Parallel text language corpus dataset for key Ugandan languages

One of the ways that artificial intelligence shapes society is through language technology. Neural networks that can process language are the basis for being able to search the web, translate between languages, provide recommendations and carry out large scale analysis of text.

Machine translation has for a long time been the de facto NLP task. Unfortunately many African languages have not benefited from the advances of NLP because of limited language resources. Uganda is home to 43 languages and dialects, with most of them more spoken than written.

To contribute to language resources in Africa we set out to collect parallel text sentences for the 5 top languages in Uganda sufficient to enable a start on the machine translation task for Ugandan languages. Our approach was to build on existing efforts in this regard and make this the principal dataset for Ugandan language resources.

Uganda has 43 local/native languages used by large sections of the population. The map shows the spatial distribution of the languages and dialects spoken in Uganda. Within regions there are relatively similar languages/dialects with people able to understand and speak across these dialects, but these differences become more pronounced between different regions.

African language technology

Africa is a very linguistically diverse continent, with at least 1500 languages (compared to around 200 in Europe), for most of which no AI language technology has ever been developed. Almost all current effort on AI language technology is focused on English and a handful of other languages.

Another issue with the way this technology has evolved is that existing large models are generally trained with text trawled from the Internet, and have shown a tendency to reflect the harmful biases and divisiveness common in online speech.

Starting with our work in 2020 on social media monitoring, we’re interested in showing what’s possible with language AI technology in African languages, and how it can be done responsibly and inclusively.

Project implementation

This project started in October 2020 and was completed in Jan 2021. It was structured as a collaboration between Sunbird AI and the Makerere AI lab. Makerere AI lab has as its strengths, a solid track record of doing applied AI research and interfacing with the eventual clients of the research particularly government agencies in Uganda and direct beneficiaries like small holder farmers. Makerere AI lab is also located in Makerere University the leading university in Uganda and has access to a pool of good graduate and undergraduate research students.

The dataset

We collected a multilingual parallel text language corpus of 60,000 language phrases/sentences comprising of 10,000 English sentences/phrases and their corresponding translations in five under-resourced languages in Uganda: Luganda, Lugbara, Runyakitara, Acholi and Ateso.

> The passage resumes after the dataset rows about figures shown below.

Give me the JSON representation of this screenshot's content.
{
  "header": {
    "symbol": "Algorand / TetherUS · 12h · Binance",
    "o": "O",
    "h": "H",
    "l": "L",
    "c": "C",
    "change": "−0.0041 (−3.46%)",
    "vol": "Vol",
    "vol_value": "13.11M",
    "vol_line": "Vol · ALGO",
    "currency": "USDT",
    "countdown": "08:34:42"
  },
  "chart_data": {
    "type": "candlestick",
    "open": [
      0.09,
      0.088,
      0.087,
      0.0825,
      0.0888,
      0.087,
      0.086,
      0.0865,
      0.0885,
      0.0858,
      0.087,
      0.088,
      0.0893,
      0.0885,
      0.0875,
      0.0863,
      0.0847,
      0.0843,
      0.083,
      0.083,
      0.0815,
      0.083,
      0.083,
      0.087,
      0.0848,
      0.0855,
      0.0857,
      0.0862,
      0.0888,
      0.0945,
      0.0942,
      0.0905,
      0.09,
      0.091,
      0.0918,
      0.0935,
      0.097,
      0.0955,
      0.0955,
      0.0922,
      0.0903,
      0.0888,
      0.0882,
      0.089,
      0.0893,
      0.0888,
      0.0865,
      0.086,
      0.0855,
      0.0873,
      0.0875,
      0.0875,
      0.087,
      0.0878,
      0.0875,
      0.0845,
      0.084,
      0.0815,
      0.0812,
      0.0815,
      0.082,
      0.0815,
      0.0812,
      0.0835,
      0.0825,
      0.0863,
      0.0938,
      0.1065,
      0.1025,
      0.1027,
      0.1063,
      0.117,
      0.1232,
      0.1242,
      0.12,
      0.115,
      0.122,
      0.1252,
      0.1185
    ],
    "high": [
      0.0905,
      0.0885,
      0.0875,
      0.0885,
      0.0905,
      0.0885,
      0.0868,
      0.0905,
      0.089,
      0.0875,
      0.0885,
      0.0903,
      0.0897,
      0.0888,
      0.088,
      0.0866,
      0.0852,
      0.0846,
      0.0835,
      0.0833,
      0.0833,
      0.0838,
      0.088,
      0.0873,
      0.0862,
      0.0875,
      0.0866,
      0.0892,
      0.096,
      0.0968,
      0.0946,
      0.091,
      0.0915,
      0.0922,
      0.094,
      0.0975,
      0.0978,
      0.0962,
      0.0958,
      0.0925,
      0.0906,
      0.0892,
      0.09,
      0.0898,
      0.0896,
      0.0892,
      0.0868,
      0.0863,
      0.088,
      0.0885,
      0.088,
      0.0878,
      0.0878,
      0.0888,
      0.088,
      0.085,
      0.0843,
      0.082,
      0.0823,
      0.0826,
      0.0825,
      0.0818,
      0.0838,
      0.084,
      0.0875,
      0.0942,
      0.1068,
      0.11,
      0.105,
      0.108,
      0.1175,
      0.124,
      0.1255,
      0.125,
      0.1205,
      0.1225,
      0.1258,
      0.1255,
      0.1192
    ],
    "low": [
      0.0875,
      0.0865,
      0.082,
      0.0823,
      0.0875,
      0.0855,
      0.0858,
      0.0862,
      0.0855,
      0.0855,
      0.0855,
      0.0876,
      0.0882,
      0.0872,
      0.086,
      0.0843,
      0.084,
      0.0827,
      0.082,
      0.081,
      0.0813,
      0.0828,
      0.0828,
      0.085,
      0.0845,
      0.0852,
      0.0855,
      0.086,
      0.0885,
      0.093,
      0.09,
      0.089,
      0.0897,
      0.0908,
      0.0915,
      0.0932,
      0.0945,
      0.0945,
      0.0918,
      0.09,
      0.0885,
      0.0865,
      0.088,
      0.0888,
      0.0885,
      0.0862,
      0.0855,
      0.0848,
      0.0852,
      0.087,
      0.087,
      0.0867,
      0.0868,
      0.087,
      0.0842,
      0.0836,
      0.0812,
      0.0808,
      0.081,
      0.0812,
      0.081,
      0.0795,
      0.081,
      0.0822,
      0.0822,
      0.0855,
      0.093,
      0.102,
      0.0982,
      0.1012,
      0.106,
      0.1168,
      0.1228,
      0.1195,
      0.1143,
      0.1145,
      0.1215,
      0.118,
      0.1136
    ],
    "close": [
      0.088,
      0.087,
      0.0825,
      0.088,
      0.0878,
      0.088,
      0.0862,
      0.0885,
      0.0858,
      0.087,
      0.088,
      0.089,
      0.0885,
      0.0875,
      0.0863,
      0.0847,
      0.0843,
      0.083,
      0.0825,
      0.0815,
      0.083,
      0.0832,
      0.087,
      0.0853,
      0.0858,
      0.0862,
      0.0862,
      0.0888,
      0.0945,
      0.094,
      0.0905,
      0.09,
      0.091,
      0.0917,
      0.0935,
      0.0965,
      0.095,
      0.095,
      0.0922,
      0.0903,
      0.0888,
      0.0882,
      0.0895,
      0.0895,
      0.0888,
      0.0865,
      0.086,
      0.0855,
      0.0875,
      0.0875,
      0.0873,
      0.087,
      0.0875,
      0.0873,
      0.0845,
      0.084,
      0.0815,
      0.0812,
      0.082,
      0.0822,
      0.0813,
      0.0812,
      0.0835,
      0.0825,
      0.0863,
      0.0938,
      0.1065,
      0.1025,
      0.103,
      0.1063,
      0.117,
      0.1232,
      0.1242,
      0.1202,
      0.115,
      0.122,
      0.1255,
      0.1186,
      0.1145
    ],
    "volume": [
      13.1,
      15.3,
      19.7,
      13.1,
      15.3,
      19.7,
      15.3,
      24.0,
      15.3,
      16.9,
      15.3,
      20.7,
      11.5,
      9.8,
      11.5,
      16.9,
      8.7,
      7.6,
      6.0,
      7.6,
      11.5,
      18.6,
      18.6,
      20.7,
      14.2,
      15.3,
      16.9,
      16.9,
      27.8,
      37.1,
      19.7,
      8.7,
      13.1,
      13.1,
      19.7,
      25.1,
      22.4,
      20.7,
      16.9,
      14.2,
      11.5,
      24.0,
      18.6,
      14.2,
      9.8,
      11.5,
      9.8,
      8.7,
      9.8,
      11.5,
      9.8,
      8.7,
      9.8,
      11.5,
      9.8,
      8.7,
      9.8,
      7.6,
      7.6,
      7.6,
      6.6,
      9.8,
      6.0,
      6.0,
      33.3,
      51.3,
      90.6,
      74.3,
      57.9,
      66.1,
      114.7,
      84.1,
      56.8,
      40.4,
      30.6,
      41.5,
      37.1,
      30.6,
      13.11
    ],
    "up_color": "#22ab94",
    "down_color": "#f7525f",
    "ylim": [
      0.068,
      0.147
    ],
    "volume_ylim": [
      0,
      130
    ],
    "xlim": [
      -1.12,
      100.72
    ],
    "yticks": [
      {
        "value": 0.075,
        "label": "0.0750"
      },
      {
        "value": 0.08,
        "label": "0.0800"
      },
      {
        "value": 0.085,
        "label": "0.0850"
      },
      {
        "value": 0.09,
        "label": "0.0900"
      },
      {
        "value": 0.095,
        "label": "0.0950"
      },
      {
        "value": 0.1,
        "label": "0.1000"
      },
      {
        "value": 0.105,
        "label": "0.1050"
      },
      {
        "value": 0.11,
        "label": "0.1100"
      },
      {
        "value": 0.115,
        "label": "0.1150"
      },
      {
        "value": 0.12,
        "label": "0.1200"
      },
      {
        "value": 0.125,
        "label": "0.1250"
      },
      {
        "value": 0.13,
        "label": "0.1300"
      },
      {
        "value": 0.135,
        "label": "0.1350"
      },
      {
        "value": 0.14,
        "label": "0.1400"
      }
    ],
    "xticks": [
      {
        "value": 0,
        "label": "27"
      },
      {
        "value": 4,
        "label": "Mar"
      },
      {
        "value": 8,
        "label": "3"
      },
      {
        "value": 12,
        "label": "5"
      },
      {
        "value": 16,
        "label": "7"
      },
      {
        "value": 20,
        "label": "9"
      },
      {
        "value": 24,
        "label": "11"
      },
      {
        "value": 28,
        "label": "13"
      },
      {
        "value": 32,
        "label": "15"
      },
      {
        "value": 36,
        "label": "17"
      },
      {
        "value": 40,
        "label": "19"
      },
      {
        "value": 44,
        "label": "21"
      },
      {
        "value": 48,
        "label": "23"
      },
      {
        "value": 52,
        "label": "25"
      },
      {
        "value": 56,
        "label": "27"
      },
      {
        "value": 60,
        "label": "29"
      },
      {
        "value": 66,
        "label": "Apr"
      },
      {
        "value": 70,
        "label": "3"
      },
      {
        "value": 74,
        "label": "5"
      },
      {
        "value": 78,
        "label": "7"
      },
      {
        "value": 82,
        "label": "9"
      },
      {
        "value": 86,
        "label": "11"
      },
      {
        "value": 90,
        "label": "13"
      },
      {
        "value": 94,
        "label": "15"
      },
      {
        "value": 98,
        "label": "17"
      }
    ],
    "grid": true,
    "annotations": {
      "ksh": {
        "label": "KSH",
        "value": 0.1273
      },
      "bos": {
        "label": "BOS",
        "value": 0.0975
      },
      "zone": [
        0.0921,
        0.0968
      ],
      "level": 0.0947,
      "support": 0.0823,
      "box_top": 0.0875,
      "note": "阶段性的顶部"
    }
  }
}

The English sentences were obtained from the following data sources to capture the variety and context of use of language. The most likely use of this corpus will be for applications in these same source domains or similar. 
 
  • Social media (Facebook and Twitter)
  • English Transcripts from radio data
  • Online newspapers, articles, blogs and websites, e.g., Uganda Legal Information Institute (ULII).
  • Text contributions from the Makerere University NLP community.
  • Farmer responses from surveys.
To mitigate privacy and copyright concerns, we only used some of the sources as motivation for creation of similar but different phrases taking account of any privacy and bias concerns e.g. for social media, removing identifying tags and removing explicit references to sensitive attributes like religion and politics. The dataset can be downloaded here.